This is the last post in a series I started last week, on how great marketing is actually just great storytelling; more specifically, I’d like to write today on the importance of assessment and measurement in your marketing efforts, and how measurement ascertains the success – or failure – of your product storytelling efforts.
The saying “if you can’t measure it, you can’t manage it” is (perhaps erroneously) attributed to management consultant Peter Drucker. The idea being, of course, that if you can’t properly assess an activity using some objective methodology, then there is no way that you can determine how to effectively control the success of that activity (other than relying upon plain ol’ blind luck).
I agree – in part – to this statement. But it doesn’t go far enough in the importance of assessment to merely claim that we must be able to measure an activity.
Effective measurement goes beyond cold, statistical stock-taking; it requires reflective assessment on the meaning behind the feedback that you are gleaning from your data, not just the data itself.
Soak time, if you will.
Back in a far-distant part of my consulting career, I worked with a large polling organization and a large publicly traded hospital chain on patient satisfaction surveys. We were examining the rates of satisfaction from patients who were attended to in emergency rooms, and later admitted to the hospital, as well as those patients admitted to the hospital without going to the emergency room, first.

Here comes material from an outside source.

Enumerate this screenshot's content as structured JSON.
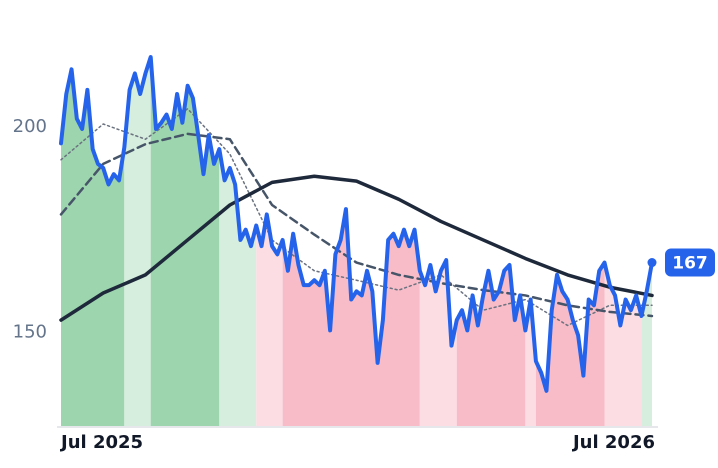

What was staggeringly obvious was that those patients who first went to the emergency room, and were then admitted, had a significantly poorer reflection on their quality of care than those patients admitted directly to the hospital, sans ER visit.
What was going on here?
Well, ERs are notorious for the long waits they impose upon (most) patients. But more importantly, you typically don’t go to the ER electively – you go because you are experiencing a real medical crisis. The trauma of the ER experience was being transferred onto the subsequent hospital stay, fairly or not.
Had the satisfaction data not been assessed from the story aspect of what was happening (patient to ER to Hospital), the context of what was actually happening was not readily apparent.

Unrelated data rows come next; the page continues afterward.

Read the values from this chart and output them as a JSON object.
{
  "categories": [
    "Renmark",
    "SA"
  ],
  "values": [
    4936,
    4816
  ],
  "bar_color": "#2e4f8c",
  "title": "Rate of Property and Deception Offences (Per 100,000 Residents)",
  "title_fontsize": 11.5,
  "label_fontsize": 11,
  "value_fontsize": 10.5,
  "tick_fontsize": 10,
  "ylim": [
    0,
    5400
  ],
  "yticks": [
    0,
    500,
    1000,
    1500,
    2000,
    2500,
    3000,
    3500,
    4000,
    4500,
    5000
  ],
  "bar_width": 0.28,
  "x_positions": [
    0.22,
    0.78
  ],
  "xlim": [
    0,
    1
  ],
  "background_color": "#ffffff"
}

After the fact assessment is truly important to gauge the success of a product story; however, assessing and measuring engagement success while the story is being told is equally – if not more than – important. If you’re telling a story in front of an audience, you can tell the success of engagement through the feedback of yawns, smiles, claps, or raspberries you receive.
Likewise, a well crafted product or brand campaign will measure in real time the efficacy of the message as it is received.

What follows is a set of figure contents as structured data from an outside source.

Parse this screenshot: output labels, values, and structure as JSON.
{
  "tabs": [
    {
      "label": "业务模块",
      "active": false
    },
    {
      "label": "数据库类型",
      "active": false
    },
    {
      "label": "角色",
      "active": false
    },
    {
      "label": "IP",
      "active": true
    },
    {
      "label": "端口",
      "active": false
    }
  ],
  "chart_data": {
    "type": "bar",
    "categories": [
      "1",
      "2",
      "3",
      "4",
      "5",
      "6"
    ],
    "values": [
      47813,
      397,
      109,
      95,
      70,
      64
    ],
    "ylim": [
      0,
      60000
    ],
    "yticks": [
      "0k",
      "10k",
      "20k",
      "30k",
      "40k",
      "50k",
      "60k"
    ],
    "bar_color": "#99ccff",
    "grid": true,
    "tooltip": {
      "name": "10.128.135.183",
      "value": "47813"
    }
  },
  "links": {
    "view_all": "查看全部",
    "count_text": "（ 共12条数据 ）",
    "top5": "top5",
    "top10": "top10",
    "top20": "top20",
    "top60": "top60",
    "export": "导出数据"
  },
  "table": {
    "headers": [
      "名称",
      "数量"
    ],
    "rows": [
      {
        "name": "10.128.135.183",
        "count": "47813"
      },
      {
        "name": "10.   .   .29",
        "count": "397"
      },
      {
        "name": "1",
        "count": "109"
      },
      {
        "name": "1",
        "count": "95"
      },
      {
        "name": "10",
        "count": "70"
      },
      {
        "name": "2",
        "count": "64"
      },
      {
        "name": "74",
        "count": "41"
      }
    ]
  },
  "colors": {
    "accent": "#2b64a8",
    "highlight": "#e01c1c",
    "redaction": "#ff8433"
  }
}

Now – truly with traditional media, it is difficult to do this. How can one measure how well a magazine ad or billboard is performing? But for digital media, this barrier does not exist. In fact, real time measurement is one of the biggest force multipliers of any type of digital channel over traditional media.
Feedback and assessment must be baked into your brand story from the onset of the first strategy meeting. Otherwise, how can you react when you’re campaign isn’t producing the desired result you intended, if there is no way to gauge feedback? Or worse, your campaign has caused an unintended PR nightmare for being out of touch with 21st century social norms? Even though Kenny Rogers famously sang “there’ll be time enough for countin’, when the dealin’s done“, that can be death to a brand – or company – if you wait until the end of a campaign, to react to what your story is doing in the world.
I’ve purposefully shied away from talking about specific tools for digital campaign measurement and assessment, for the same reason that I find the phone that Michael Douglas uses in Wall Street to be amusing, now. Time marches on, and new tools will always be coming along.
The important things to take away are:
- You need to design in your marketing measurement methodology from the start;
- You need to continuously measure – and react – while your story is being told;
- and You need to assess the overall efficacy of the campaign once your story is complete.
I welcome the chance to hear your feedback on these posts, and listen to your thoughts on what I got right – and where I missed the mark entirely.
Happy Marketing – and, Happy Storytelling.